As I came out for my curtain call, astounded by the ovation and the warmth of the public, the emotion overwhelmed me deeply and I felt as if I was clearly stamping that moment in time in my heart thinking, “Don’t ever forget this feeling, Joyce”. (I had a similar sensation 10 years earlier debuting on that very same stage as I got the end of “Non piu mesa” and couldn’t believe what had just happened, making the mental note “Always remember this, Joyce”.) But a decade later, while the sensation was pregnant with very different meaning, and I am surely a very different person and artist from those earlier days, I still allowed myself the enjoyment of drinking in that moment fully.
See? When I say the stage and opera teach me, I really mean it: I cannot forever REMAIN on stage bathing in the applause, or continue holding a high note or trill trying to keep that moment in time forever, and I can certainly never REPLICATE exactly an emotion or musical phrase, because I am no machine ~ I can only do the living of the moment, and let what happens happen.
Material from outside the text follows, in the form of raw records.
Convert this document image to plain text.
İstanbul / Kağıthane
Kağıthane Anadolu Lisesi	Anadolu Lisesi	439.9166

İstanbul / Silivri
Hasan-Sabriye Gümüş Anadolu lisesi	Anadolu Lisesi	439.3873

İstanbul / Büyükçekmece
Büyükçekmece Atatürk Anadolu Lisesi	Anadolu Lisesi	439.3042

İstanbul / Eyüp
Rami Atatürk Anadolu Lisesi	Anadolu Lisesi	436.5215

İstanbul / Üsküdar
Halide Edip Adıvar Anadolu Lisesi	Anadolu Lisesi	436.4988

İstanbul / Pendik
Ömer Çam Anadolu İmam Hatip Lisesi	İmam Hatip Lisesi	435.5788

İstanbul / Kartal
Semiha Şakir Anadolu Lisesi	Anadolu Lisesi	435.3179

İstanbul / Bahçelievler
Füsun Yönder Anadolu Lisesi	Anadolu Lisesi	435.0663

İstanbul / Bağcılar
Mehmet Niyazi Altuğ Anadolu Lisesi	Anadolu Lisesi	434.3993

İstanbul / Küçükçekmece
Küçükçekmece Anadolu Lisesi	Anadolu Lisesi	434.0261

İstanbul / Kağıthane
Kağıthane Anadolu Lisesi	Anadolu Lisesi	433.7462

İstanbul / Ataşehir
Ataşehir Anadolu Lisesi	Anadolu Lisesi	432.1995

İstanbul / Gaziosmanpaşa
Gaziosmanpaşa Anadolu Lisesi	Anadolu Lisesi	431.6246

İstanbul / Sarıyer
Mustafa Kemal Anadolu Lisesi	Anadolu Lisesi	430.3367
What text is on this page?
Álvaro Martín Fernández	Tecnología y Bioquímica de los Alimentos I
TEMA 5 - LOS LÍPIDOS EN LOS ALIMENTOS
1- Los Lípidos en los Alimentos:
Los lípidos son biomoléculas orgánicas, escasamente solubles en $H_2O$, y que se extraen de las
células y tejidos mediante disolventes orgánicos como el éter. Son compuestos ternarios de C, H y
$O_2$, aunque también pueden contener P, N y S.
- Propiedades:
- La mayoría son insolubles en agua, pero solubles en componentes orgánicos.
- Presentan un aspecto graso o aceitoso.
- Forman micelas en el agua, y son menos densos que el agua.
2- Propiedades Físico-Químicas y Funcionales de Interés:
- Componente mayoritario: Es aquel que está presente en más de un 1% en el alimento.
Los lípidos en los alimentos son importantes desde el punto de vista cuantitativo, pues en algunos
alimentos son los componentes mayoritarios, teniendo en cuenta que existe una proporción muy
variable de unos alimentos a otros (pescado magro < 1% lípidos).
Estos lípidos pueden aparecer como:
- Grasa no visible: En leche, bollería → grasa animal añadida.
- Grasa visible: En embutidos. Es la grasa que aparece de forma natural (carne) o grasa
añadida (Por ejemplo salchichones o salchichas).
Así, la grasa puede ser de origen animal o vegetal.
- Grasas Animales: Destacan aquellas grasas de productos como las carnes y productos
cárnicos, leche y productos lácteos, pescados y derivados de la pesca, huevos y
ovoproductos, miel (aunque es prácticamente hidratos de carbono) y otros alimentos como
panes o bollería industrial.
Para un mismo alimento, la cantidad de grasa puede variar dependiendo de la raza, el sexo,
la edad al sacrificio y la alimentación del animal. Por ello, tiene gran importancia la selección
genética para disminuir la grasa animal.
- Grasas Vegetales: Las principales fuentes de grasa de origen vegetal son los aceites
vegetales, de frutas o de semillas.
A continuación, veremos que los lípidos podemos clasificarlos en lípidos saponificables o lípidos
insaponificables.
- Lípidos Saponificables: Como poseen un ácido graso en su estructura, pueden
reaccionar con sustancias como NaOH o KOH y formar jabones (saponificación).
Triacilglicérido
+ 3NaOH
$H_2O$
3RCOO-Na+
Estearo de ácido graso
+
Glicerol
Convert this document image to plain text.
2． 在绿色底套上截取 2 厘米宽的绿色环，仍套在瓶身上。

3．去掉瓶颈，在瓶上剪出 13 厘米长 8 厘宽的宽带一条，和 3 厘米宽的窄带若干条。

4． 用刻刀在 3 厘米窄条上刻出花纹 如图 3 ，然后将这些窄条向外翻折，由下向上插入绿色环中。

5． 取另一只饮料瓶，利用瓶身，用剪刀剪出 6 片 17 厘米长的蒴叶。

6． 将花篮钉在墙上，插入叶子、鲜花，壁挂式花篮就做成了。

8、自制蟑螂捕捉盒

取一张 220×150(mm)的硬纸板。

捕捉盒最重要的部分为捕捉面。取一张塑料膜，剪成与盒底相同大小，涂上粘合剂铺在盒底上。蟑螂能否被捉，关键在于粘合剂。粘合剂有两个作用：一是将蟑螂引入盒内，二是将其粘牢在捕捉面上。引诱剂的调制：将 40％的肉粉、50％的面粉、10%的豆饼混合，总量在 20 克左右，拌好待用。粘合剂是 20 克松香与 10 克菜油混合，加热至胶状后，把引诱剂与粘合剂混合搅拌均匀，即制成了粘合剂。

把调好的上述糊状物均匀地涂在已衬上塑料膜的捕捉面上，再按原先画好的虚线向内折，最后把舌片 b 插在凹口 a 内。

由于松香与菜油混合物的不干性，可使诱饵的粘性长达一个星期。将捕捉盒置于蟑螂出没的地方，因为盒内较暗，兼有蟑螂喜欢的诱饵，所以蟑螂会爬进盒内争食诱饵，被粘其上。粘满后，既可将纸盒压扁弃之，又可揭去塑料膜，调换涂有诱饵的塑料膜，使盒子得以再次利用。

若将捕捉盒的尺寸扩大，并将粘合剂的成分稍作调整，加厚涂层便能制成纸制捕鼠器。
But what I love to do is take note of the moment and smile, feel it, drink it in, and live it fully, knowing that it cannot be kept. If I can truly do that, the satisfaction that comes is pure, so I feel safe to move on to the next moment. And then the next. Just as the Marschallin tries to instruct Octavian to do, for we really cannot HOLD a moment in time. We can NEVER recreate the very same trill that “worked” from one night to the next. We have to simply do the work it takes to succeed again with renewed conviction and relish the tumultuous, unpredictable, always surprising act of living that follows.
I wish each and every one of you the most wonderful Thanksgiving, full of numerous things that scream for your gratitude!